January 15th is National Hat Day! To celebrate Refinery’s millinery heritage—our hotel was originally a hat factory in the heart of New York’s Garment District—we turned to the experts. Here, several of NYC’s top milliners lift the veil on fashion’s most versatile statement piece, and what they love about it.

The Personal Process


Lower East Side hat designer Lisa Shaub loves the entire process of crafting a perfect product—especially when she can use “rare and delicious fabrics, rich textures, and unusual trims.” To her, “hats are sculptural,” of course, but they’re “also all about working with a person. I enjoy the problem-solving that’s involved in getting it A-plus.”

One word of wisdom for making sure the hat is a good fit? “It needs to feel comfortable. If you’re comfortable, you’re sexy.”

Lisa Shaub Fine Millinery: 134 Orchard St; 212-965-9176

The Outfit-Maker


Linda Pagan has been a fixture to the city’s hat scene since the mid-90s, when she opened her SoHo boutique, The Hat Shop. (Check out our In Bed With… interview with her here). Why does she think hats have had such staying power as an outfit necessity? “Without the hat you’re just wearing clothes.”

The Hat Shop: 120 Thompson St; 212-219-1445 

The Connection to the Past


From her East Village Hats boutique on 7th Street, Julia Knox creates hats using traditional methods that’ve remained unchanged for a century.

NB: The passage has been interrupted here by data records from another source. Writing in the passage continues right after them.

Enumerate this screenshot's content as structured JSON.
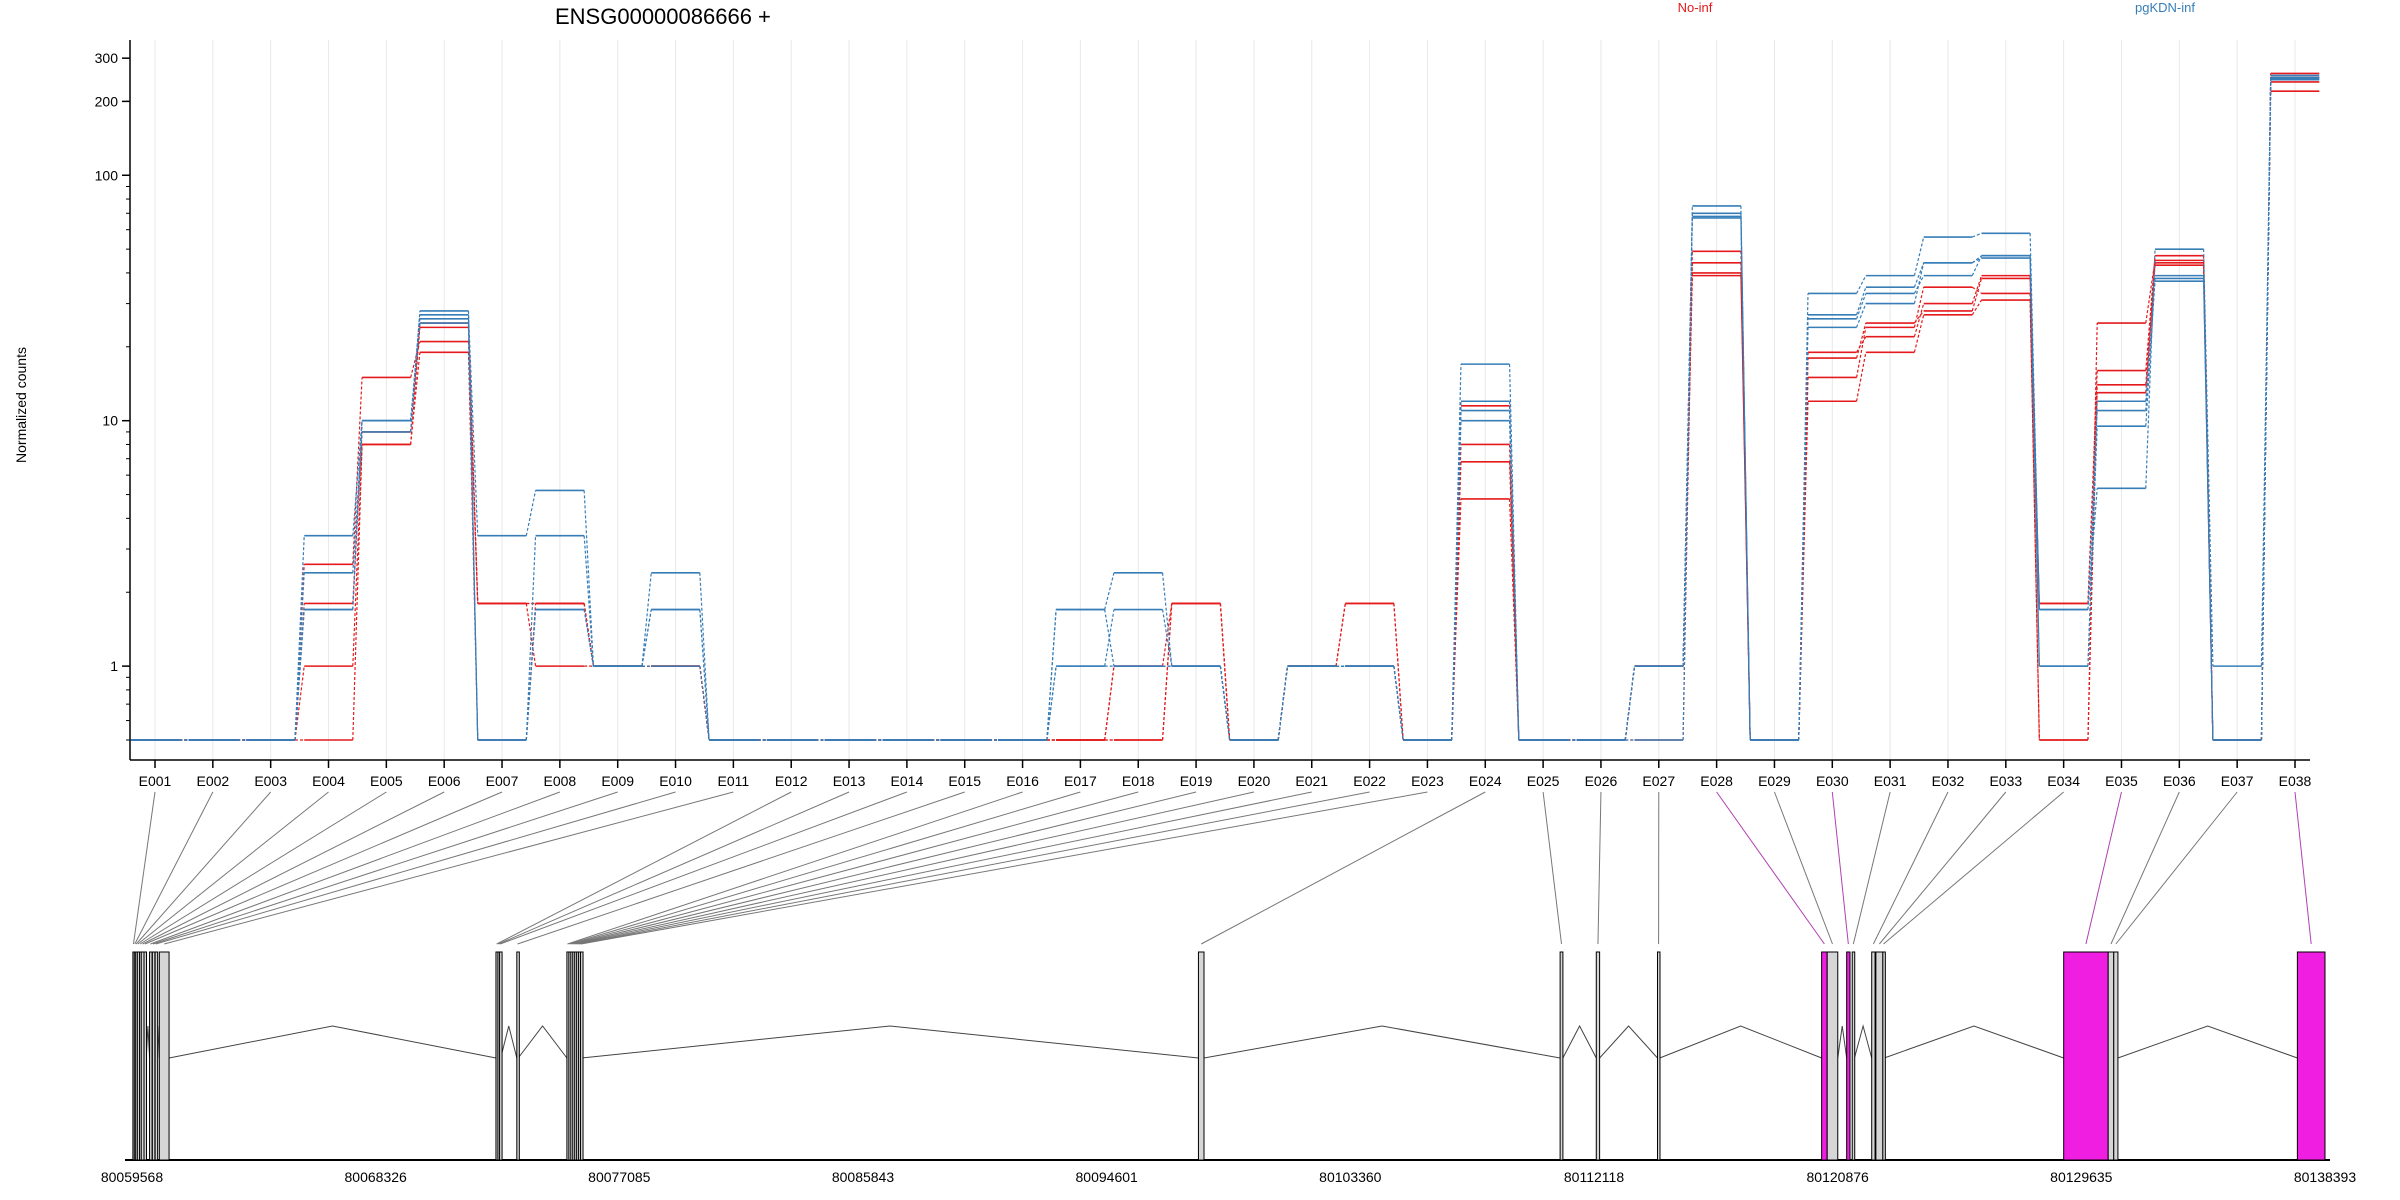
{
  "chart_data": {
    "type": "line",
    "title": "ENSG00000086666 +",
    "ylabel": "Normalized counts",
    "y_scale": "log",
    "ylim": [
      0.5,
      330
    ],
    "y_ticks": [
      {
        "value": 1,
        "label": "1"
      },
      {
        "value": 10,
        "label": "10"
      },
      {
        "value": 100,
        "label": "100"
      },
      {
        "value": 200,
        "label": "200"
      },
      {
        "value": 300,
        "label": "300"
      }
    ],
    "x_ticks": [
      "E001",
      "E002",
      "E003",
      "E004",
      "E005",
      "E006",
      "E007",
      "E008",
      "E009",
      "E010",
      "E011",
      "E012",
      "E013",
      "E014",
      "E015",
      "E016",
      "E017",
      "E018",
      "E019",
      "E020",
      "E021",
      "E022",
      "E023",
      "E024",
      "E025",
      "E026",
      "E027",
      "E028",
      "E029",
      "E030",
      "E031",
      "E032",
      "E033",
      "E034",
      "E035",
      "E036",
      "E037",
      "E038"
    ],
    "legend": [
      {
        "label": "No-inf",
        "color": "#e41a1c"
      },
      {
        "label": "pgKDN-inf",
        "color": "#377eb8"
      }
    ],
    "series": [
      {
        "group": "No-inf",
        "color": "#e41a1c",
        "values": [
          0,
          0,
          0,
          1.8,
          9.0,
          25,
          1.8,
          1.8,
          1.0,
          1.0,
          0,
          0,
          0,
          0,
          0,
          0,
          0,
          0,
          1.8,
          0,
          1.0,
          1.0,
          0,
          11.5,
          0,
          0,
          1.0,
          39,
          0,
          18,
          25,
          28,
          38,
          1.8,
          16,
          47,
          0,
          240
        ]
      },
      {
        "group": "No-inf",
        "color": "#e41a1c",
        "values": [
          0,
          0,
          0,
          2.6,
          15,
          21,
          1.8,
          1.0,
          1.0,
          1.0,
          0,
          0,
          0,
          0,
          0,
          0,
          0,
          1.0,
          1.0,
          0,
          1.0,
          1.8,
          0,
          6.8,
          0,
          0,
          0,
          49,
          0,
          15,
          24,
          35,
          33,
          0,
          25,
          45,
          0,
          260
        ]
      },
      {
        "group": "No-inf",
        "color": "#e41a1c",
        "values": [
          0,
          0,
          0,
          1.0,
          8.0,
          19,
          0,
          1.8,
          1.0,
          1.0,
          0,
          0,
          0,
          0,
          0,
          0,
          0,
          1.0,
          1.8,
          0,
          1.0,
          1.8,
          0,
          4.8,
          0,
          0,
          1.0,
          44,
          0,
          12,
          19,
          27,
          31,
          0,
          14,
          44,
          0,
          220
        ]
      },
      {
        "group": "No-inf",
        "color": "#e41a1c",
        "values": [
          0,
          0,
          0,
          0,
          8.0,
          24,
          1.8,
          1.8,
          1.0,
          1.0,
          0,
          0,
          0,
          0,
          0,
          0,
          0,
          0,
          1.8,
          0,
          1.0,
          1.0,
          0,
          8.0,
          0,
          0,
          1.0,
          40,
          0,
          19,
          22,
          30,
          39,
          1.8,
          13,
          43,
          0,
          250
        ]
      },
      {
        "group": "pgKDN-inf",
        "color": "#377eb8",
        "values": [
          0,
          0,
          0,
          3.4,
          10,
          27,
          3.4,
          5.2,
          1.0,
          2.4,
          0,
          0,
          0,
          0,
          0,
          0,
          1.7,
          2.4,
          1.0,
          0,
          1.0,
          1.0,
          0,
          17,
          0,
          0,
          0,
          75,
          0,
          33,
          39,
          56,
          58,
          1.7,
          5.3,
          50,
          1.0,
          255
        ]
      },
      {
        "group": "pgKDN-inf",
        "color": "#377eb8",
        "values": [
          0,
          0,
          0,
          1.7,
          10,
          26,
          0,
          3.4,
          1.0,
          1.7,
          0,
          0,
          0,
          0,
          0,
          0,
          1.0,
          1.7,
          1.0,
          0,
          1.0,
          1.0,
          0,
          11,
          0,
          0,
          1.0,
          70,
          0,
          26,
          33,
          39,
          47,
          1.7,
          11,
          39,
          0,
          250
        ]
      },
      {
        "group": "pgKDN-inf",
        "color": "#377eb8",
        "values": [
          0,
          0,
          0,
          2.4,
          9.0,
          28,
          0,
          1.7,
          1.0,
          1.7,
          0,
          0,
          0,
          0,
          0,
          0,
          1.7,
          1.0,
          1.0,
          0,
          1.0,
          1.0,
          0,
          12,
          0,
          0,
          1.0,
          67,
          0,
          27,
          35,
          44,
          47,
          1.0,
          12,
          37,
          0,
          245
        ]
      },
      {
        "group": "pgKDN-inf",
        "color": "#377eb8",
        "values": [
          0,
          0,
          0,
          1.7,
          10,
          25,
          0,
          1.7,
          1.0,
          1.0,
          0,
          0,
          0,
          0,
          0,
          0,
          1.0,
          1.0,
          1.0,
          0,
          1.0,
          1.0,
          0,
          10,
          0,
          0,
          1.0,
          68,
          0,
          24,
          30,
          44,
          46,
          1.0,
          9.5,
          38,
          0,
          248
        ]
      }
    ],
    "gene_model": {
      "coordinate_ticks": [
        "80059568",
        "80068326",
        "80077085",
        "80085843",
        "80094601",
        "80103360",
        "80112118",
        "80120876",
        "80129635",
        "80138393"
      ],
      "coord_min": 80059568,
      "coord_max": 80138393,
      "highlight_color": "#f01ee0",
      "exons": [
        {
          "id": "E001",
          "start": 80059600,
          "end": 80059640,
          "highlight": false
        },
        {
          "id": "E002",
          "start": 80059650,
          "end": 80059690,
          "highlight": false
        },
        {
          "id": "E003",
          "start": 80059700,
          "end": 80059740,
          "highlight": false
        },
        {
          "id": "E004",
          "start": 80059760,
          "end": 80059800,
          "highlight": false
        },
        {
          "id": "E005",
          "start": 80059840,
          "end": 80059880,
          "highlight": false
        },
        {
          "id": "E006",
          "start": 80059900,
          "end": 80060000,
          "highlight": false
        },
        {
          "id": "E007",
          "start": 80060000,
          "end": 80060080,
          "highlight": false
        },
        {
          "id": "E008",
          "start": 80060200,
          "end": 80060260,
          "highlight": false
        },
        {
          "id": "E009",
          "start": 80060300,
          "end": 80060340,
          "highlight": false
        },
        {
          "id": "E010",
          "start": 80060400,
          "end": 80060440,
          "highlight": false
        },
        {
          "id": "E011",
          "start": 80060550,
          "end": 80060900,
          "highlight": false
        },
        {
          "id": "E012",
          "start": 80072650,
          "end": 80072700,
          "highlight": false
        },
        {
          "id": "E013",
          "start": 80072720,
          "end": 80072760,
          "highlight": false
        },
        {
          "id": "E014",
          "start": 80072780,
          "end": 80072820,
          "highlight": false
        },
        {
          "id": "E015",
          "start": 80073400,
          "end": 80073450,
          "highlight": false
        },
        {
          "id": "E016",
          "start": 80075200,
          "end": 80075240,
          "highlight": false
        },
        {
          "id": "E017",
          "start": 80075270,
          "end": 80075310,
          "highlight": false
        },
        {
          "id": "E018",
          "start": 80075340,
          "end": 80075380,
          "highlight": false
        },
        {
          "id": "E019",
          "start": 80075410,
          "end": 80075450,
          "highlight": false
        },
        {
          "id": "E020",
          "start": 80075480,
          "end": 80075520,
          "highlight": false
        },
        {
          "id": "E021",
          "start": 80075550,
          "end": 80075590,
          "highlight": false
        },
        {
          "id": "E022",
          "start": 80075620,
          "end": 80075660,
          "highlight": false
        },
        {
          "id": "E023",
          "start": 80075690,
          "end": 80075730,
          "highlight": false
        },
        {
          "id": "E024",
          "start": 80097900,
          "end": 80098100,
          "highlight": false
        },
        {
          "id": "E025",
          "start": 80110900,
          "end": 80111000,
          "highlight": false
        },
        {
          "id": "E026",
          "start": 80112200,
          "end": 80112320,
          "highlight": false
        },
        {
          "id": "E027",
          "start": 80114400,
          "end": 80114480,
          "highlight": false
        },
        {
          "id": "E028",
          "start": 80120300,
          "end": 80120500,
          "highlight": true
        },
        {
          "id": "E029",
          "start": 80120500,
          "end": 80120880,
          "highlight": false
        },
        {
          "id": "E030",
          "start": 80121200,
          "end": 80121320,
          "highlight": true
        },
        {
          "id": "E031",
          "start": 80121400,
          "end": 80121480,
          "highlight": false
        },
        {
          "id": "E032",
          "start": 80122100,
          "end": 80122220,
          "highlight": false
        },
        {
          "id": "E033",
          "start": 80122250,
          "end": 80122500,
          "highlight": false
        },
        {
          "id": "E034",
          "start": 80122500,
          "end": 80122550,
          "highlight": false
        },
        {
          "id": "E035",
          "start": 80129000,
          "end": 80130600,
          "highlight": true
        },
        {
          "id": "E036",
          "start": 80130600,
          "end": 80130800,
          "highlight": false
        },
        {
          "id": "E037",
          "start": 80130800,
          "end": 80130950,
          "highlight": false
        },
        {
          "id": "E038",
          "start": 80137400,
          "end": 80138393,
          "highlight": true
        }
      ]
    }
  }
}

She loves the “hands-nature of the process…So many of our tools are really old, and working with them gives me a real feeling of connection with the past.” And what does every great hat need? “A good line,” she says. “I like hat shapes to be simple and succinct, with a clear line.”

East Village Hats: East Village Hats 80 E 7th St.; 212-358-7092

The Best Version of Yourself


To East Village milliner Lynn Paik, hats are “enhancements—to the outfit and the wearer as well. Hats should bring out the personality of the individual. When wearing a hat, you should feel like the best version of yourself.” Cheers to that!